Pietro arrived and Dalziel sat down with him in the reception lounge. As he sank into the chair, his elephantine buttocks obliterated the imprint left by Vince Delay a little time before.
‘Right,’ said the Fat Man. ‘I’ve got a lot of questions and not much time, so let’s not bugger about. Answer me straight and you and me will stay friends, and I’m a good friend to a likely lad. But fuck me around and tha’ll be on an early boat back home to sunny Italy, OK?’
‘Bus, sir.’
‘Eh?’
‘It ’ud be a bus back home to ’uddersfield.’
His accent had changed from Mediterranean mandolin to Yorkshire tuba.
Dalziel laughed out loud.
‘I think thee and me are going to get along famously,’ he said. ‘First, who does the table selection on the terrace at lunchtime?’
‘That would be me, sir. Guests state their preference and I try to oblige them.’
‘So how come I got the best table overlooking the garden even though it weren’t booked till this morning?’
‘That were Mr Lee, the manager. He told me to change it.’
‘That must have meant you bumping some poor sod.’
‘Yes, sir. A Mr and Mrs Williams. They’re staying at the hotel.’
Dalziel nodded, unsurprised, and said, ‘Take a look at these pictures. Recognize any of ’em?’
He showed him the photos he’d printed from the security video.
Pietro picked out three faces he recognized as belonging to hotel guests.
‘Any of them on the terrace at lunchtime?’
‘The only one I can be sure of is Mr Delay,’ said Pietro. ‘Him and his sister.’
‘Have they been staying here long?’
‘A week, I think.’
‘Oh aye?’ said the Fat Man, rather disappointed. ‘But they were definitely around at lunchtime?’
‘Yes, sir. On the upper terrace. They left without having their puddings.’

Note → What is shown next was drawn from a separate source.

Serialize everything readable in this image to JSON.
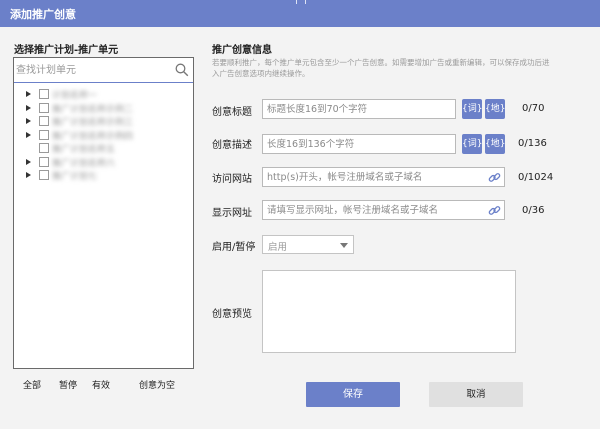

‘More fools them, Notice a young lass by herself? Brown hair, nice knockers.’
Pietro grinned.
‘Yes, I did. She were another one who shot off before her order came.’
They spoke a little longer, after which Dalziel took out his mobile and began making calls.
When Pascoe joined him a few minutes later, Dalziel said, ‘Gina Wolfe had a call fifteen minutes after I left. I’ve checked the number. Unregistered pay-as-you-go. A few minutes later she rang down to say she were leaving. She used their express check-out which meant she didn’t have to come down to the desk. Security video shows her in the car park at twenty past four. She seems to be checking around like she’s worried someone might be watching her. Then she drives away.’
‘But where to? No word that she’s been spotted yet?’
‘If she stays on the main roads, we’ll soon have her,’ said Dalziel confidently.
‘Fine. Anything else?’
‘Mebbe.’
Pascoe gave him his more-in-sorrow-than-in-anger look and the Fat Man said, ‘Nay, lad, I’m not holding out on you. Just I don’t want to waste time chatting about stuff that may be owt or nowt till I’m sure of it.’
Pascoe was saved from having to decide whether to make a stand or not by his phone ringing.
He looked at the display and saw it was Wield.